One reason for this is – if I sell a house to buy another one, that’s not net housing supply. But if someone passes away and their kids put the house up for sale, or if a couple gets divorced and rents, or if investors sell because they realize that they’re not going to make money- that’s net supply. Unemployment is a huge driver of net supply over time, so if the unemployment rate begins to rise in the US, foreclosures and short sales hitting the market could have an unprecedented impact on the state of speculative demand.
The Fed May Need The Housing Market To Fall
The key difference between 2007 and now is that the Fed was far more behind the curve this time. In contrast to 2007-2008 when the government actively tried to help stabilize the housing market, the Fed is likely unable or unwilling to put a floor under housing prices, because they’re overpriced and they can’t waste money fighting the market. To this point, in light of the amount of arbitrary redistribution of wealth that the current housing boom has created, the housing market crashing from dizzying heights may be an intended feature of Fed policy, not a bug.
This isn’t my lifelong crusade. If housing prices fall 30% and you can get a mortgage under 5% (i.e. to historical norms vs. wages), I’d tell you that buying a house is a solid long-term investment. Similarly, if the stock market retreats to a more attractive valuation, you should buy it. If someone bought a house in 2017 and ends up being breakeven in price appreciation seven years later after the market crashes, that’s fine because they bought at fair prices and saved rent along the way in a similar fashion to investors getting dividends. But if someone bought a house in 2021 or 2022 for far above the house’s fundamental value, they’re in a ton of trouble, especially new construction buyers who locked in purchase prices at signing but had to wait to lock bank financing at completion (when mortgages soared from 3% to 7% or more). New buyers likely had no idea what they were getting into.

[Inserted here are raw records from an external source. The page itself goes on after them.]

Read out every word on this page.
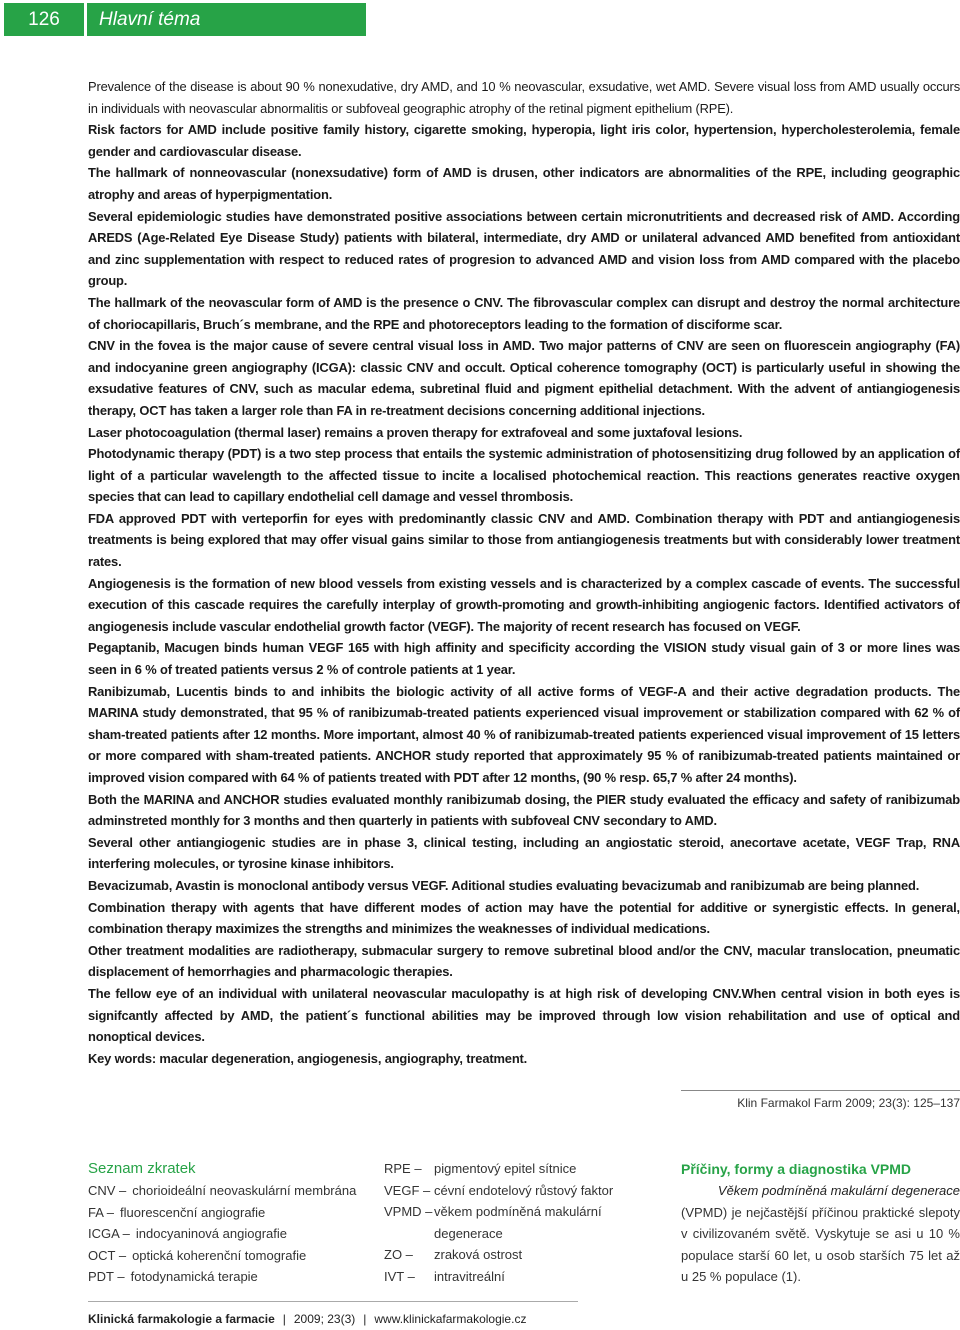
126	Hlavní téma

Prevalence of the disease is about 90 % nonexudative, dry AMD, and 10 % neovascular, exsudative, wet AMD. Severe visual loss from AMD usually occurs in individuals with neovascular abnormalitis or subfoveal geographic atrophy of the retinal pigment epithelium (RPE).

Risk factors for AMD include positive family history, cigarette smoking, hyperopia, light iris color, hypertension, hypercholesterolemia, female gender and cardiovascular disease.

The hallmark of nonneovascular (nonexsudative) form of AMD is drusen, other indicators are abnormalities of the RPE, including geographic atrophy and areas of hyperpigmentation.

Several epidemiologic studies have demonstrated positive associations between certain micronutritients and decreased risk of AMD. According AREDS (Age-Related Eye Disease Study) patients with bilateral, intermediate, dry AMD or unilateral advanced AMD benefited from antioxidant and zinc supplementation with respect to reduced rates of progresion to advanced AMD and vision loss from AMD compared with the placebo group.

The hallmark of the neovascular form of AMD is the presence o CNV. The fibrovascular complex can disrupt and destroy the normal architecture of choriocapillaris, Bruch´s membrane, and the RPE and photoreceptors leading to the formation of disciforme scar.

CNV in the fovea is the major cause of severe central visual loss in AMD. Two major patterns of CNV are seen on fluorescein angiography (FA) and indocyanine green angiography (ICGA): classic CNV and occult. Optical coherence tomography (OCT) is particularly useful in showing the exsudative features of CNV, such as macular edema, subretinal fluid and pigment epithelial detachment. With the advent of antiangiogenesis therapy, OCT has taken a larger role than FA in re-treatment decisions concerning additional injections.

Laser photocoagulation (thermal laser) remains a proven therapy for extrafoveal and some juxtafoval lesions.

Photodynamic therapy (PDT) is a two step process that entails the systemic administration of photosensitizing drug followed by an application of light of a particular wavelength to the affected tissue to incite a localised photochemical reaction. This reactions generates reactive oxygen species that can lead to capillary endothelial cell damage and vessel thrombosis.

FDA approved PDT with verteporfin for eyes with predominantly classic CNV and AMD. Combination therapy with PDT and antiangiogenesis treatments is being explored that may offer visual gains similar to those from antiangiogenesis treatments but with considerably lower treatment rates.

Angiogenesis is the formation of new blood vessels from existing vessels and is characterized by a complex cascade of events. The successful execution of this cascade requires the carefully interplay of growth-promoting and growth-inhibiting angiogenic factors. Identified activators of angiogenesis include vascular endothelial growth factor (VEGF). The majority of recent research has focused on VEGF.

Pegaptanib, Macugen binds human VEGF 165 with high affinity and specificity according the VISION study visual gain of 3 or more lines was seen in 6 % of treated patients versus 2 % of controle patients at 1 year.

Ranibizumab, Lucentis binds to and inhibits the biologic activity of all active forms of VEGF-A and their active degradation products. The MARINA study demonstrated, that 95 % of ranibizumab-treated patients experienced visual improvement or stabilization compared with 62 % of sham-treated patients after 12 months. More important, almost 40 % of ranibizumab-treated patients experienced visual improvement of 15 letters or more compared with sham-treated patients. ANCHOR study reported that approximately 95 % of ranibizumab-treated patients maintained or improved vision compared with 64 % of patients treated with PDT after 12 months, (90 % resp. 65,7 % after 24 months).

Both the MARINA and ANCHOR studies evaluated monthly ranibizumab dosing, the PIER study evaluated the efficacy and safety of ranibizumab adminstreted monthly for 3 months and then quarterly in patients with subfoveal CNV secondary to AMD.

Several other antiangiogenic studies are in phase 3, clinical testing, including an angiostatic steroid, anecortave acetate, VEGF Trap, RNA interfering molecules, or tyrosine kinase inhibitors.

Bevacizumab, Avastin is monoclonal antibody versus VEGF. Aditional studies evaluating bevacizumab and ranibizumab are being planned.

Combination therapy with agents that have different modes of action may have the potential for additive or synergistic effects. In general, combination therapy maximizes the strengths and minimizes the weaknesses of individual medications.

Other treatment modalities are radiotherapy, submacular surgery to remove subretinal blood and/or the CNV, macular translocation, pneumatic displacement of hemorrhagies and pharmacologic therapies.

The fellow eye of an individual with unilateral neovascular maculopathy is at high risk of developing CNV.When central vision in both eyes is signifcantly affected by AMD, the patient´s functional abilities may be improved through low vision rehabilitation and use of optical and nonoptical devices.

Key words: macular degeneration, angiogenesis, angiography, treatment.

Klin Farmakol Farm 2009; 23(3): 125–137
Seznam zkratek
CNV – chorioideální neovaskulární membrána
FA – fluorescenční angiografie
ICGA – indocyaninová angiografie
OCT – optická koherenční tomografie
PDT – fotodynamická terapie
RPE – pigmentový epitel sítnice
VEGF – cévní endotelový růstový faktor
VPMD – věkem podmíněná makulární degenerace
ZO –	zraková ostrost
IVT –	intravitreální
Příčiny, formy a diagnostika VPMD
Věkem podmíněná makulární degenerace
(VPMD) je nejčastější příčinou praktické slepoty v civilizovaném světě. Vyskytuje se asi u 10 % populace starší 60 let, u osob starších 75 let až u 25 % populace (1).
Klinická farmakologie a farmacie | 2009; 23(3) | www.klinickafarmakologie.cz
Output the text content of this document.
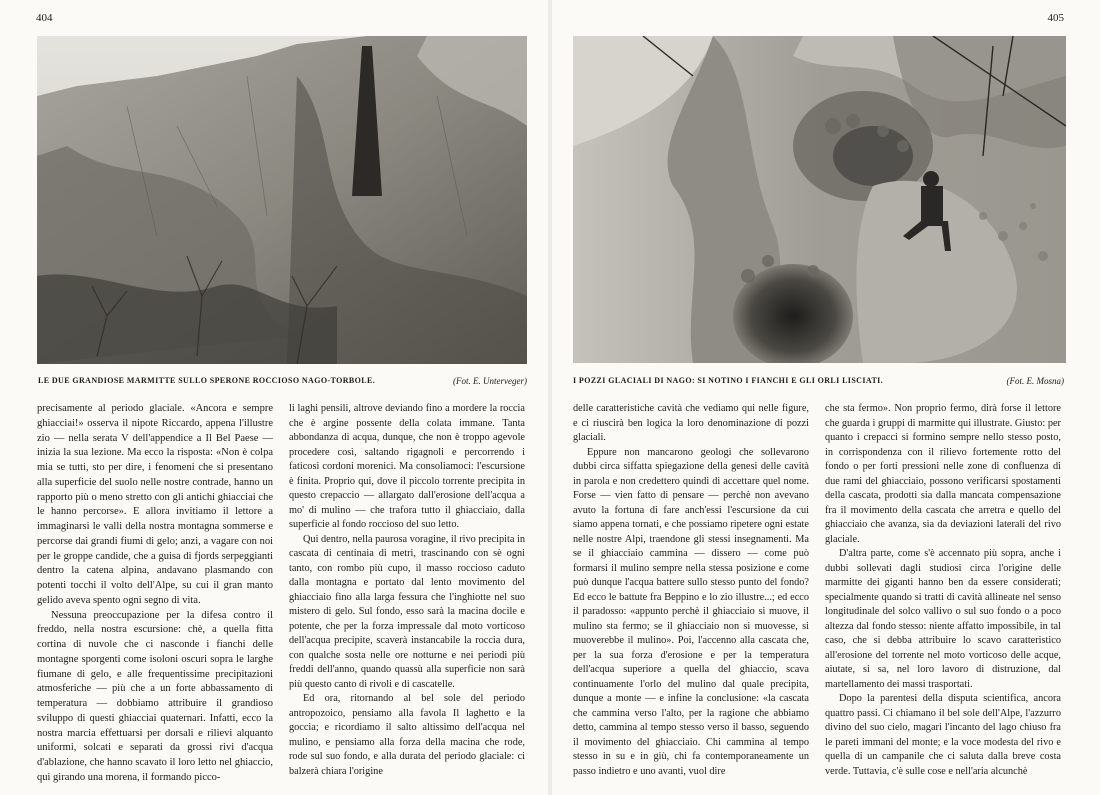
404
LE DUE GRANDIOSE MARMITTE SULLO SPERONE ROCCIOSO NAGO-TORBOLE.	(Fot. E. Unterveger)

precisamente al periodo glaciale. «Ancora e sempre ghiacciai!» osserva il nipote Riccardo, appena l'illustre zio — nella serata V dell'appendice a Il Bel Paese — inizia la sua lezione. Ma ecco la risposta: «Non è colpa mia se tutti, sto per dire, i fenomeni che si presentano alla superficie del suolo nelle nostre contrade, hanno un rapporto più o meno stretto con gli antichi ghiacciai che le hanno percorse». E allora invitiamo il lettore a immaginarsi le valli della nostra montagna sommerse e percorse dai grandi fiumi di gelo; anzi, a vagare con noi per le groppe candide, che a guisa di fjords serpeggianti dentro la catena alpina, andavano plasmando con potenti tocchi il volto dell'Alpe, su cui il gran manto gelido aveva spento ogni segno di vita.

Nessuna preoccupazione per la difesa contro il freddo, nella nostra escursione: chè, a quella fitta cortina di nuvole che ci nasconde i fianchi delle montagne sporgenti come isoloni oscuri sopra le larghe fiumane di gelo, e alle frequentissime precipitazioni atmosferiche — più che a un forte abbassamento di temperatura — dobbiamo attribuire il grandioso sviluppo di questi ghiacciai quaternari. Infatti, ecco la nostra marcia effettuarsi per dorsali e rilievi alquanto uniformi, solcati e separati da grossi rivi d'acqua d'ablazione, che hanno scavato il loro letto nel ghiaccio, qui girando una morena, il formando picco-

li laghi pensili, altrove deviando fino a mordere la roccia che è argine possente della colata immane. Tanta abbondanza di acqua, dunque, che non è troppo agevole procedere così, saltando rigagnoli e percorrendo i faticosi cordoni morenici. Ma consoliamoci: l'escursione è finita. Proprio qui, dove il piccolo torrente precipita in questo crepaccio — allargato dall'erosione dell'acqua a mo' di mulino — che trafora tutto il ghiacciaio, dalla superficie al fondo roccioso del suo letto.

Qui dentro, nella paurosa voragine, il rivo precipita in cascata di centinaia di metri, trascinando con sè ogni tanto, con rombo più cupo, il masso roccioso caduto dalla montagna e portato dal lento movimento del ghiacciaio fino alla larga fessura che l'inghiotte nel suo mistero di gelo. Sul fondo, esso sarà la macina docile e potente, che per la forza impressale dal moto vorticoso dell'acqua precipite, scaverà instancabile la roccia dura, con qualche sosta nelle ore notturne e nei periodi più freddi dell'anno, quando quassù alla superficie non sarà più questo canto di rivoli e di cascatelle.

Ed ora, ritornando al bel sole del periodo antropozoico, pensiamo alla favola Il laghetto e la goccia; e ricordiamo il salto altissimo dell'acqua nel mulino, e pensiamo alla forza della macina che rode, rode sul suo fondo, e alla durata del periodo glaciale: ci balzerà chiara l'origine

405
I POZZI GLACIALI DI NAGO: SI NOTINO I FIANCHI E GLI ORLI LISCIATI.	(Fot. E. Mosna)

delle caratteristiche cavità che vediamo qui nelle figure, e ci riuscirà ben logica la loro denominazione di pozzi glaciali.

Eppure non mancarono geologi che sollevarono dubbi circa siffatta spiegazione della genesi delle cavità in parola e non credettero quindi di accettare quel nome. Forse — vien fatto di pensare — perchè non avevano avuto la fortuna di fare anch'essi l'escursione da cui siamo appena tornati, e che possiamo ripetere ogni estate nelle nostre Alpi, traendone gli stessi insegnamenti. Ma se il ghiacciaio cammina — dissero — come può formarsi il mulino sempre nella stessa posizione e come può dunque l'acqua battere sullo stesso punto del fondo? Ed ecco le battute fra Beppino e lo zio illustre...; ed ecco il paradosso: «appunto perchè il ghiacciaio si muove, il mulino sta fermo; se il ghiacciaio non si muovesse, si muoverebbe il mulino». Poi, l'accenno alla cascata che, per la sua forza d'erosione e per la temperatura dell'acqua superiore a quella del ghiaccio, scava continuamente l'orlo del mulino dal quale precipita, dunque a monte — e infine la conclusione: «la cascata che cammina verso l'alto, per la ragione che abbiamo detto, cammina al tempo stesso verso il basso, seguendo il movimento del ghiacciaio. Chi cammina al tempo stesso in su e in giù, chi fa contemporaneamente un passo indietro e uno avanti, vuol dire

che sta fermo». Non proprio fermo, dirà forse il lettore che guarda i gruppi di marmitte qui illustrate. Giusto: per quanto i crepacci si formino sempre nello stesso posto, in corrispondenza con il rilievo fortemente rotto del fondo o per forti pressioni nelle zone di confluenza di due rami del ghiacciaio, possono verificarsi spostamenti della cascata, prodotti sia dalla mancata compensazione fra il movimento della cascata che arretra e quello del ghiacciaio che avanza, sia da deviazioni laterali del rivo glaciale.

D'altra parte, come s'è accennato più sopra, anche i dubbi sollevati dagli studiosi circa l'origine delle marmitte dei giganti hanno ben da essere considerati; specialmente quando si tratti di cavità allineate nel senso longitudinale del solco vallivo o sul suo fondo o a poco altezza dal fondo stesso: niente affatto impossibile, in tal caso, che si debba attribuire lo scavo caratteristico all'erosione del torrente nel moto vorticoso delle acque, aiutate, si sa, nel loro lavoro di distruzione, dal martellamento dei massi trasportati.

Dopo la parentesi della disputa scientifica, ancora quattro passi. Ci chiamano il bel sole dell'Alpe, l'azzurro divino del suo cielo, magari l'incanto del lago chiuso fra le pareti immani del monte; e la voce modesta del rivo e quella di un campanile che ci saluta dalla breve costa verde. Tuttavia, c'è sulle cose e nell'aria alcunchè
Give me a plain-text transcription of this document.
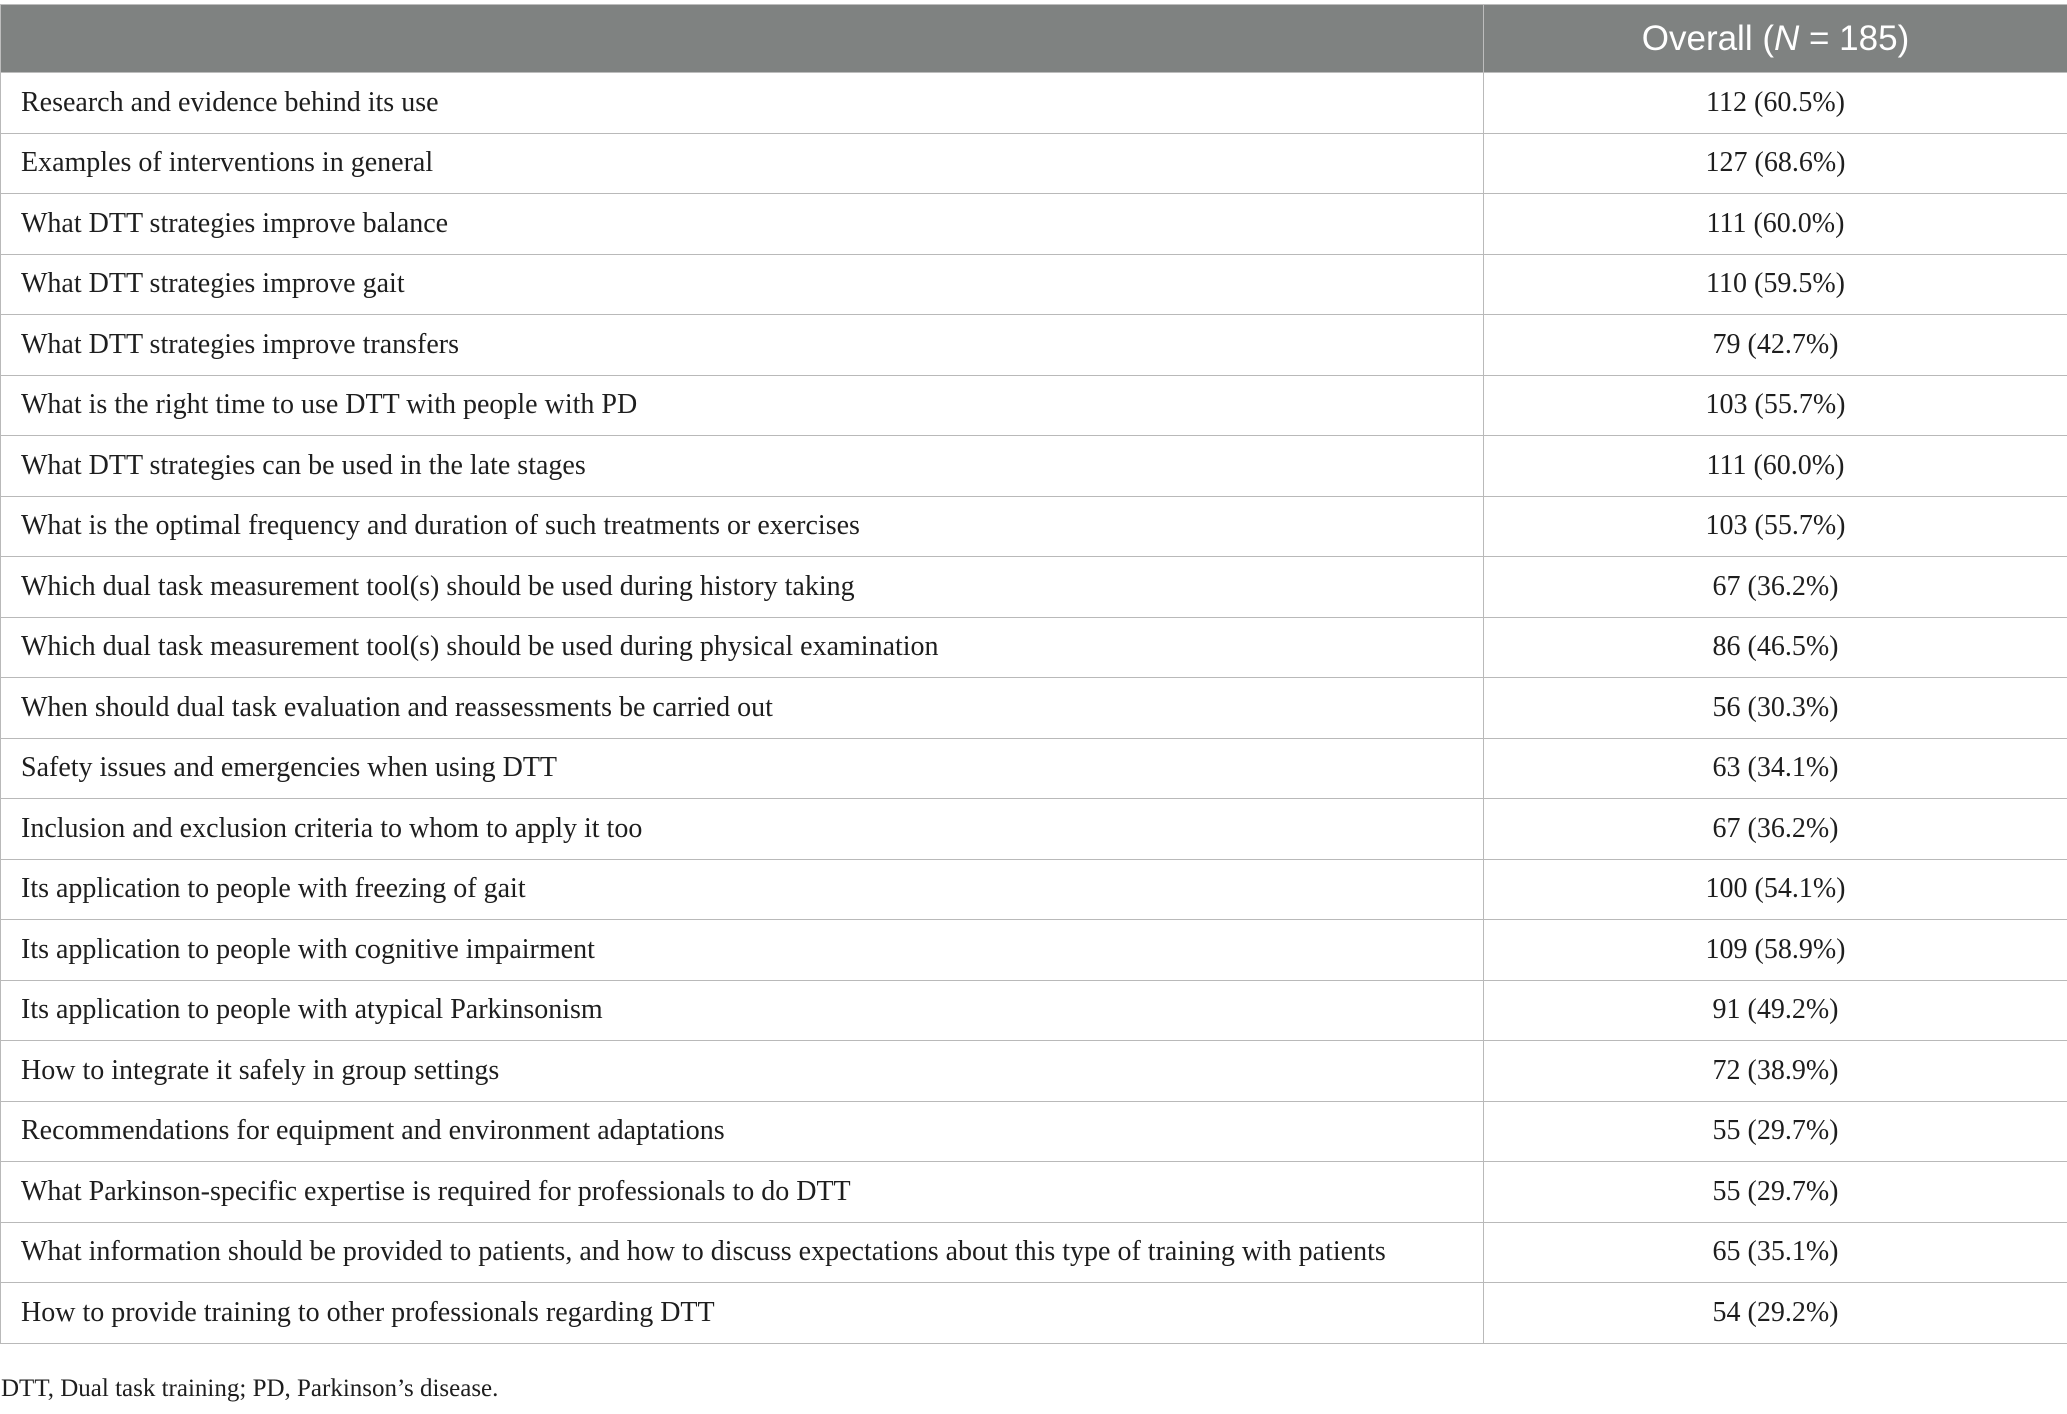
	Overall (N = 185)
Research and evidence behind its use	112 (60.5%)
Examples of interventions in general	127 (68.6%)
What DTT strategies improve balance	111 (60.0%)
What DTT strategies improve gait	110 (59.5%)
What DTT strategies improve transfers	79 (42.7%)
What is the right time to use DTT with people with PD	103 (55.7%)
What DTT strategies can be used in the late stages	111 (60.0%)
What is the optimal frequency and duration of such treatments or exercises	103 (55.7%)
Which dual task measurement tool(s) should be used during history taking	67 (36.2%)
Which dual task measurement tool(s) should be used during physical examination	86 (46.5%)
When should dual task evaluation and reassessments be carried out	56 (30.3%)
Safety issues and emergencies when using DTT	63 (34.1%)
Inclusion and exclusion criteria to whom to apply it too	67 (36.2%)
Its application to people with freezing of gait	100 (54.1%)
Its application to people with cognitive impairment	109 (58.9%)
Its application to people with atypical Parkinsonism	91 (49.2%)
How to integrate it safely in group settings	72 (38.9%)
Recommendations for equipment and environment adaptations	55 (29.7%)
What Parkinson-specific expertise is required for professionals to do DTT	55 (29.7%)
What information should be provided to patients, and how to discuss expectations about this type of training with patients	65 (35.1%)
How to provide training to other professionals regarding DTT	54 (29.2%)
DTT, Dual task training; PD, Parkinson’s disease.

Buyers who are taking sellers’ asking prices right now are dramatically overpaying based on market fundamentals. This is why so few people are buying homes right now compared with the recent past, and why so many homebuyers are canceling their contracts with builders. Like it or not, the 21st Century real estate market has been a wild carnival ride – redistributing years and years of salary income to winners from losers. If you make a bad decision regarding housing, it can negate the earnings from a six-figure salary for a decade or longer. The market is speaking right now if you’re willing to listen, and what it’s telling you is that the unhealthy US housing market is in a twice-in-a-lifetime amount of trouble. Investors in housing-sensitive stocks like homebuilders should pay attention to the macro picture with the real estate market and consider selling their positions as well.
Will this housing market crash outdo 2008? It’s yet to be seen. A key reason behind the 2008 housing crash was a rise in the rate of unemployment. If unemployment stays relatively low, then home prices may just grind downward. But if unemployment rises to 6%, 7%, or more, millions of motivated sellers will hit the market with relatively few takers due to the changing demographic reality of America and the amount of demand that was already pulled forward during the pandemic. And in 2008, houses were objectively cheap, drawing capital in from institutional investors. If home prices were to fall something 10%-20% from here, valuations would still be higher than fundamentals suggest they should be. Those declines would only take us back to 2021 prices, with rates dramatically higher. For these reasons, it’s very possible for this crash in housing prices to exceed 2008’s in magnitude.